One thing I love about my job as a cataloger at a major public research library is getting to see a lot of the materials our subject specialists order. Sure we get all the bestsellers and mass market coffee table books and stuff like that, but the unusual stuff can be amazing. Case in point, the two volume collected comic book work of Fletcher Hanks (1887-1076).

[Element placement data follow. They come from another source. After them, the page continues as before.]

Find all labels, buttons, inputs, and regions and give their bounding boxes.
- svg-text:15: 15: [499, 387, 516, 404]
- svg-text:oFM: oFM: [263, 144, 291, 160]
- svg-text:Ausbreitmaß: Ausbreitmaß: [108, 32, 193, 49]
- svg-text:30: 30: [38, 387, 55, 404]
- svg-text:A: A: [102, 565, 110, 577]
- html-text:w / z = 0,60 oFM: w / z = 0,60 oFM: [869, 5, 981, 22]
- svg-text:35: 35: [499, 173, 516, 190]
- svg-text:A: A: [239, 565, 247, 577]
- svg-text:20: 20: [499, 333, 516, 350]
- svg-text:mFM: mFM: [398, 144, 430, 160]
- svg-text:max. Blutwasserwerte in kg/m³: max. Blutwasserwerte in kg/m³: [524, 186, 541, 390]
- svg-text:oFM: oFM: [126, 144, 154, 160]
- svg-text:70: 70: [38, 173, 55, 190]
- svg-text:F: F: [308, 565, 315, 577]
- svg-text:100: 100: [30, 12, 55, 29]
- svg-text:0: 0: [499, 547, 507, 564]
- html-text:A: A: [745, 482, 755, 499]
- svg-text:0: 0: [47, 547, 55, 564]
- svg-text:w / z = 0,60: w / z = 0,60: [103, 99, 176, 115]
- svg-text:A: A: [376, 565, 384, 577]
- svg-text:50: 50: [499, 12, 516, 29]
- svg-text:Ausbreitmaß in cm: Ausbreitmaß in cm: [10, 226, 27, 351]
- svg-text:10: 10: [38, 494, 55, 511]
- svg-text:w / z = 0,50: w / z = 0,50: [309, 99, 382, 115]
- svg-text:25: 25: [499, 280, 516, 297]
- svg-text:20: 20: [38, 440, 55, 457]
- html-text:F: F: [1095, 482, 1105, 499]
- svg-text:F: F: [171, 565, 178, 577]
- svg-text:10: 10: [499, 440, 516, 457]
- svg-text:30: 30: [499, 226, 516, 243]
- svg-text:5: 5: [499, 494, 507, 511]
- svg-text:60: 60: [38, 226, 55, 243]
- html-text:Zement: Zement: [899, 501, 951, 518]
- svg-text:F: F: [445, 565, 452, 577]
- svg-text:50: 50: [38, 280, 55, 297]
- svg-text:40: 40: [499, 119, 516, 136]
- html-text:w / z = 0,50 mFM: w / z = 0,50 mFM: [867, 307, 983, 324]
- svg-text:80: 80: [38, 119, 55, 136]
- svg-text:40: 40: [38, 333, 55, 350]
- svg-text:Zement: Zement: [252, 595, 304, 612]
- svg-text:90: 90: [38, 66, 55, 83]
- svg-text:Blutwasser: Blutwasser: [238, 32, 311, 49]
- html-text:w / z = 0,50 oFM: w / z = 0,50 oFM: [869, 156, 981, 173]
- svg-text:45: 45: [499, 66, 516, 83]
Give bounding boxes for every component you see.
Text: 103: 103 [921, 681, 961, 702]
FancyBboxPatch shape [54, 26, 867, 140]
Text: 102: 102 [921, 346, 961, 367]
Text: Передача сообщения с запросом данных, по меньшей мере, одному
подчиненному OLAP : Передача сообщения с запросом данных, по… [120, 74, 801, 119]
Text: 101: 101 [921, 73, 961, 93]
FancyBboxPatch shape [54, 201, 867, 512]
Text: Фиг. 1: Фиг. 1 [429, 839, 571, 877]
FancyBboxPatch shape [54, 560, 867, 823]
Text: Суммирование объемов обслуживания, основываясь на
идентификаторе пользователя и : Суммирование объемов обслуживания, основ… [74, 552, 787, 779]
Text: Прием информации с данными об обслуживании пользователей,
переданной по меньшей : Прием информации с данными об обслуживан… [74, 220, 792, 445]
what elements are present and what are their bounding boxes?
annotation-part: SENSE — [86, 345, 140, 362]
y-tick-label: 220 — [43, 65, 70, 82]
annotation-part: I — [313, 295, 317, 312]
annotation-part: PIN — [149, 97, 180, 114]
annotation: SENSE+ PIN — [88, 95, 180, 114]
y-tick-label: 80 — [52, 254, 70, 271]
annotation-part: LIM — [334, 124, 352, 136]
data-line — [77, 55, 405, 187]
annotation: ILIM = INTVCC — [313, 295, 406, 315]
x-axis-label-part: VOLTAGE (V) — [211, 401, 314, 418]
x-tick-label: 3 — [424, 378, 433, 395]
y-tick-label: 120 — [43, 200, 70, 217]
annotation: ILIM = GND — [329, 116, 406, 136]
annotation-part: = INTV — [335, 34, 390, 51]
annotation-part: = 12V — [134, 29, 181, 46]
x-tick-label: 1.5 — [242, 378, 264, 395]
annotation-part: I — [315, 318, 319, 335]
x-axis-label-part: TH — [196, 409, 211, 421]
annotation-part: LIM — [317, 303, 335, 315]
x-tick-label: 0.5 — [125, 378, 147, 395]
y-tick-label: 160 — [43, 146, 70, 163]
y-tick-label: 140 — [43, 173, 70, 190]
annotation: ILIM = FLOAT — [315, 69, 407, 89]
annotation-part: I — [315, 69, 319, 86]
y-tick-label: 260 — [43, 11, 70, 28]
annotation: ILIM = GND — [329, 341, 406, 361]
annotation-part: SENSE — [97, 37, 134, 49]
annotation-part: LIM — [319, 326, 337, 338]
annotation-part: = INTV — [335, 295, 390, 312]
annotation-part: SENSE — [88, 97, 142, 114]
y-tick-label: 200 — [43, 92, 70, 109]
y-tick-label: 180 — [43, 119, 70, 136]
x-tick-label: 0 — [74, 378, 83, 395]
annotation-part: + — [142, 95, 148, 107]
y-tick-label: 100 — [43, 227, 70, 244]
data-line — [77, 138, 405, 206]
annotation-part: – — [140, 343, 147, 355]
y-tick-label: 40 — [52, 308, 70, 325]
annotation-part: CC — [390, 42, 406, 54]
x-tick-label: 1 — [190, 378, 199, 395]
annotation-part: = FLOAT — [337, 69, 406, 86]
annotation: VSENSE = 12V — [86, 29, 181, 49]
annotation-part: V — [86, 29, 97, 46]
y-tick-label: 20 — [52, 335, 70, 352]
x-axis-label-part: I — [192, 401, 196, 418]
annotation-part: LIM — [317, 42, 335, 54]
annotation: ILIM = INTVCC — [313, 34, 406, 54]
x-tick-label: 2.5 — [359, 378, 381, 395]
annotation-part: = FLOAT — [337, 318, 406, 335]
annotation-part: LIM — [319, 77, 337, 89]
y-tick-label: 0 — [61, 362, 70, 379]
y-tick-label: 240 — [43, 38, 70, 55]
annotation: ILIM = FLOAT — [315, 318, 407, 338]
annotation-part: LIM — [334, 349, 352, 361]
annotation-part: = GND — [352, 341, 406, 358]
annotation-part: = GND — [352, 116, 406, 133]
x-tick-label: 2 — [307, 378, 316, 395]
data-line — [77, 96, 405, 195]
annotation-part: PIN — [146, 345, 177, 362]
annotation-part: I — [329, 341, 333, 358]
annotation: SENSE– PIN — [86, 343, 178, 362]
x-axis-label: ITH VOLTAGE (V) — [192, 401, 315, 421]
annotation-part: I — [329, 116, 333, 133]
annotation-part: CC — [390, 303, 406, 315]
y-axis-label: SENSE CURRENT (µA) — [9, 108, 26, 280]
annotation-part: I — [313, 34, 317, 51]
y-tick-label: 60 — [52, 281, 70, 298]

Hanks was a one-man band, doing all his own writing, drawing, and coloring, but only was active in comics from 1939-1941. His work is distinctive, with oddly muscled heroes, intensely furrowed brows and scowls on his villains, and a very surreal aesthetic. The lady in the image above is Fantoma, a sort of guardian of the jungle who assumes the skull-face when doling out punishments, which often involve the jungle’s animals and plants ripping apart offenders. His comics are rather brutal, as this was before the days of the comic censors. Good always wins, but his heroes can be extremely sadistic and don’t mind killing off the bad guys or punishing them in macabre, Dantesque manners, such as transforming them into monsters or leaving them stranded on dead planets.
The link I gave above is worth checking out, as there are several complete comics posted online. I think that even beyond the fascinating weirdness of the comics, it is really cool that you can get his whole corpus in just two volumes, making life really easy for the “completist.”
Hanks’ other characters include Stardust the wizard, Big Red McLane (a lumberjack/vigilante), and a few others.